Crises exigem mudanças e alterações de rota que sempre levam os gestores a tomarem decisões dificílimas. Quando os clientes escasseiam e as receitas caem, quem está no comando se vê forçado a implantar novas estratégias que podem afetar a vida de muitas pessoas.

O caso mais grave, sem dúvida, ocorre quando o corte de verbas resulta em demissões. Despedir um funcionário é sempre uma tarefa muito dura, porque o chefe sabe que seu anúncio trará um impacto imenso para o trabalhador e toda sua família – tanto do ponto de vista financeiro como emocional.

Por isso, já que não há nenhuma forma de manter a pessoa no cargo, o mínimo que o gestor pode fazer nesse momento é se sensibilizar com a situação e se preparar muito para ter essa conversa, buscando transmitir respeito pelo trabalhador e gratidão pelo trabalho realizado.

Porém, não são apenas as demissões que mexem com a vida dos funcionários. Ao decidir interromper um projeto ou reduzir a verba destinada a uma determinada ação, as empresas também frustram as expectativas, os projetos e sonhos de muita gente – e, muitas vezes, nem se dão conta disso.

Depois de colocar toda sua energia, sua competência, suas melhores ideias e sua força de trabalho em prol de um projeto – ou, por que não dizer, de uma causa – o empregado vê todo aquele esforço ir por água abaixo da noite para o dia. E, muitas vezes, isso acontece sem que ninguém lhe dê muita satisfação. A comunicação se resume a um e-mail formal ou a uma reunião bastante pragmática.

É claro que, quando o dinheiro se torna escasso, muitas vezes não resta outra alternativa a não ser interromper um projeto ou reduzir os recursos destinados a ele. Porém, essa mudança deve ser comunicada com muita cautela e respeito, sempre levando em conta o impacto que trará às pessoas envolvidas. Quem anuncia uma decisão sem se colocar no lugar do outro pode causar insatisfação, desmotivação e até mesmo depressão.

Recentemente, vivi uma situação muito triste. Uma grande amiga, que durante 31 anos da sua vida comandou um projeto voluntário Centro Social São Geraldo, no seu bairro e financiado pela Prefeitura, simplesmente recebeu um comunicado dizendo que não havia mais verba para aquelas atividades.

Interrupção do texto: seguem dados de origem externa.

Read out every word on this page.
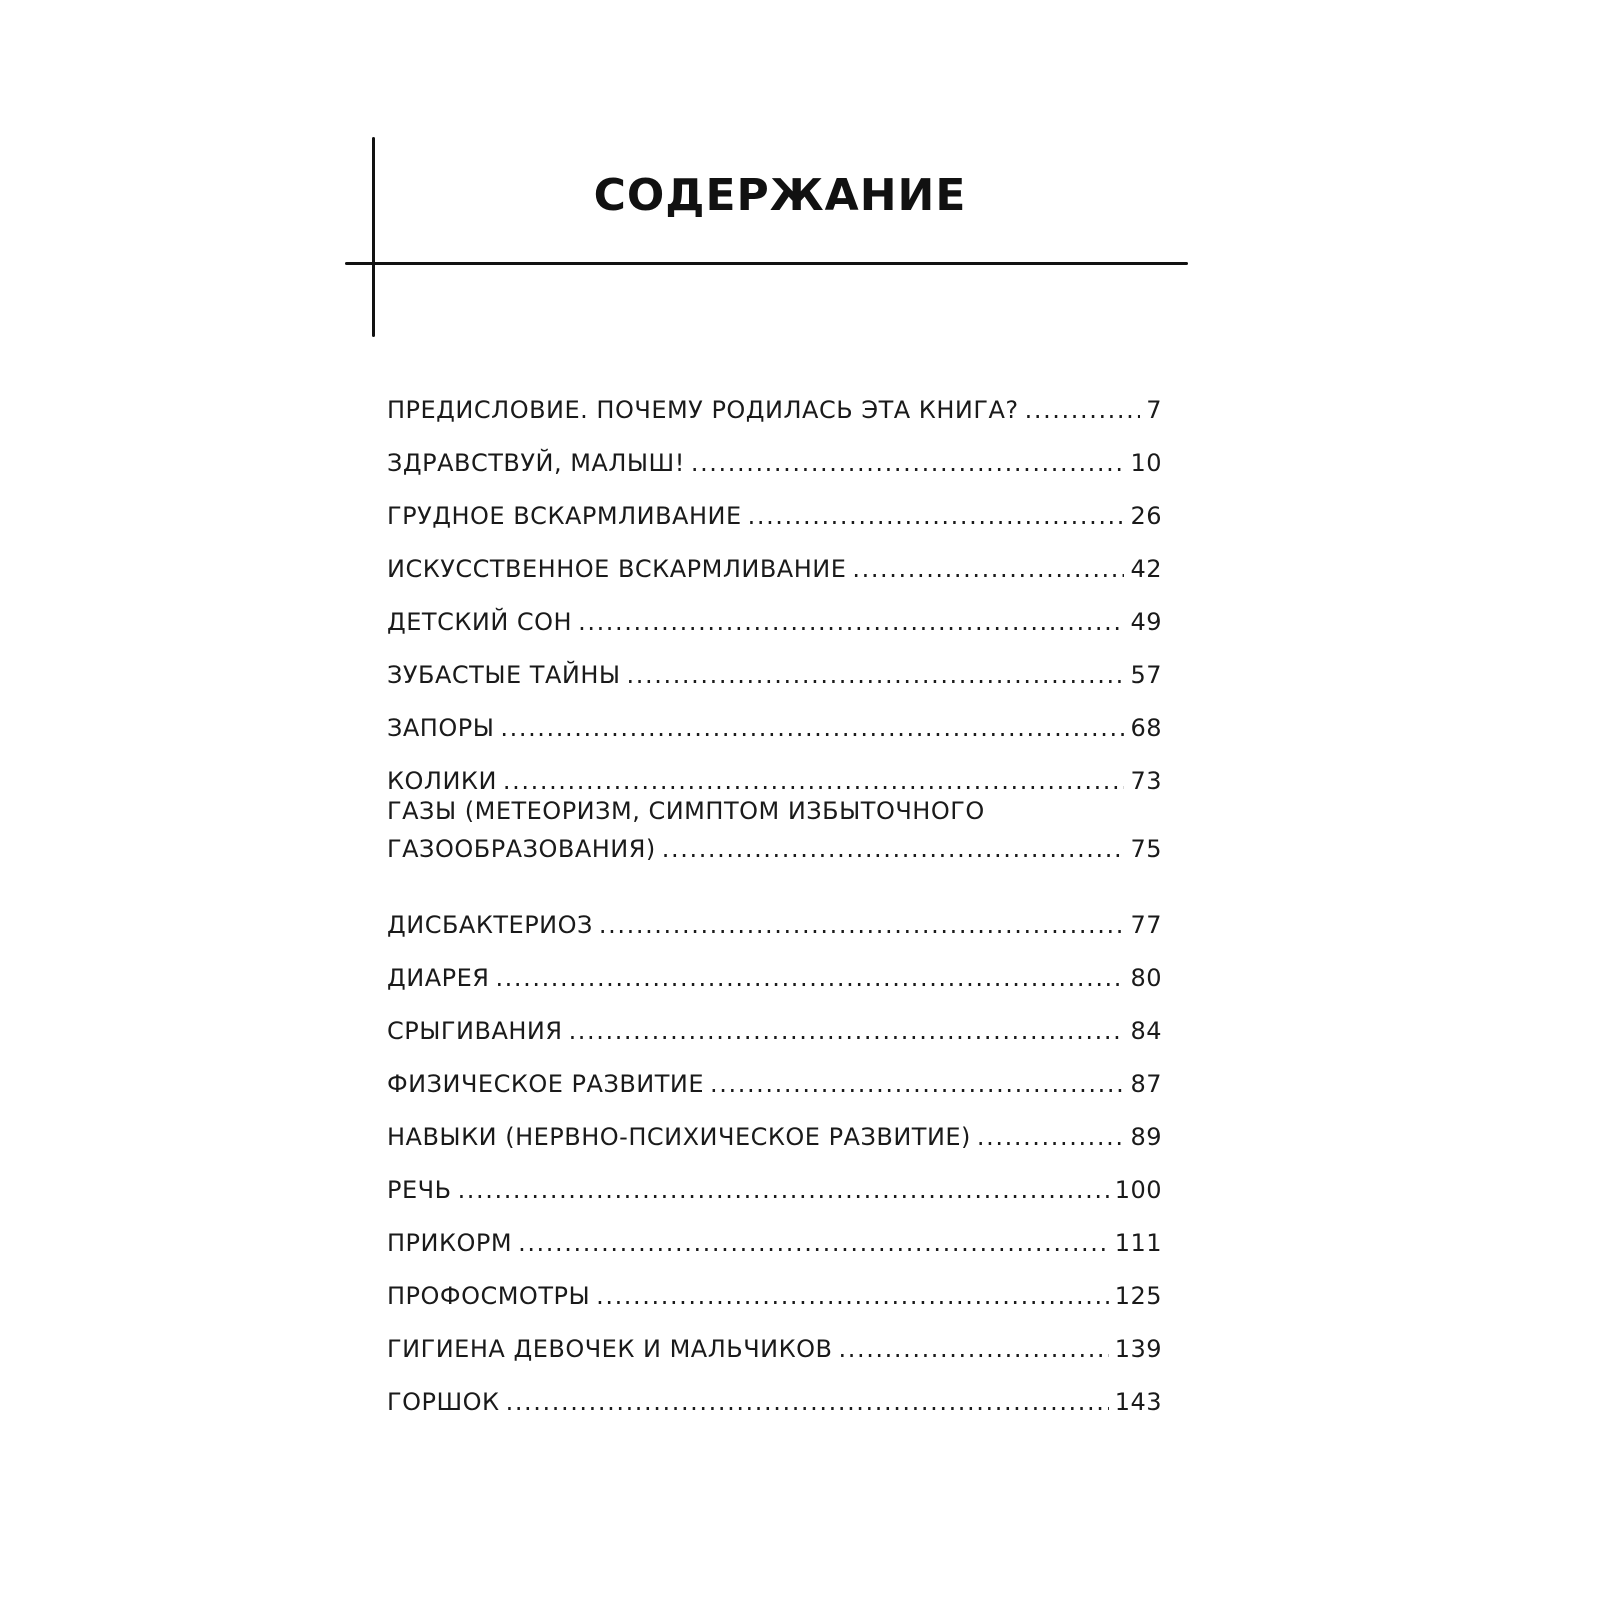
СОДЕРЖАНИЕ
ПРЕДИСЛОВИЕ. ПОЧЕМУ РОДИЛАСЬ ЭТА КНИГА? .....	7
ЗДРАВСТВУЙ, МАЛЫШ! .....	10
ГРУДНОЕ ВСКАРМЛИВАНИЕ .....	26
ИСКУССТВЕННОЕ ВСКАРМЛИВАНИЕ .....	42
ДЕТСКИЙ СОН .....	49
ЗУБАСТЫЕ ТАЙНЫ .....	57
ЗАПОРЫ .....	68
КОЛИКИ .....	73
ГАЗЫ (МЕТЕОРИЗМ, СИМПТОМ ИЗБЫТОЧНОГО
ГАЗООБРАЗОВАНИЯ) .....	75
ДИСБАКТЕРИОЗ .....	77
ДИАРЕЯ .....	80
СРЫГИВАНИЯ .....	84
ФИЗИЧЕСКОЕ РАЗВИТИЕ .....	87
НАВЫКИ (НЕРВНО-ПСИХИЧЕСКОЕ РАЗВИТИЕ) .....	89
РЕЧЬ .....	100
ПРИКОРМ .....	111
ПРОФОСМОТРЫ .....	125
ГИГИЕНА ДЕВОЧЕК И МАЛЬЧИКОВ .....	139
ГОРШОК .....	143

Assim, num piscar de olhos, ela viu o trabalho de toda uma vida chegar ao fim sem que ninguém reconhecesse seus méritos ou discutisse alternativas de apoio. Ela, que nunca ganhou um centavo com aquela atividade e fez da ajuda ao próximo o sentido da sua existência, não suportou o baque. Morreu um mês depois de receber a notícia.

Ela já tinha 88 anos, totalmente lucida, dirigindo seu próprio carro. É claro, mas não tenho dúvidas que foi o descaso e a falta de empatia que a golpeou de forma fatal. Ainda que realmente não houvesse mais recursos para financiar o projeto voluntário, os responsáveis poderiam ter tido um pouco mais de empatia e consideração com o trabalho de uma vida inteira.

Pensar nas pessoas para além (e acima) dos números pode não alterar a decisão dos gestores, mas ao menos humaniza a sua administração e traz dignidade para suas ações. Pense nisso sempre que tiver de comunicar uma mudança que traga algum impacto para a vida de alguém.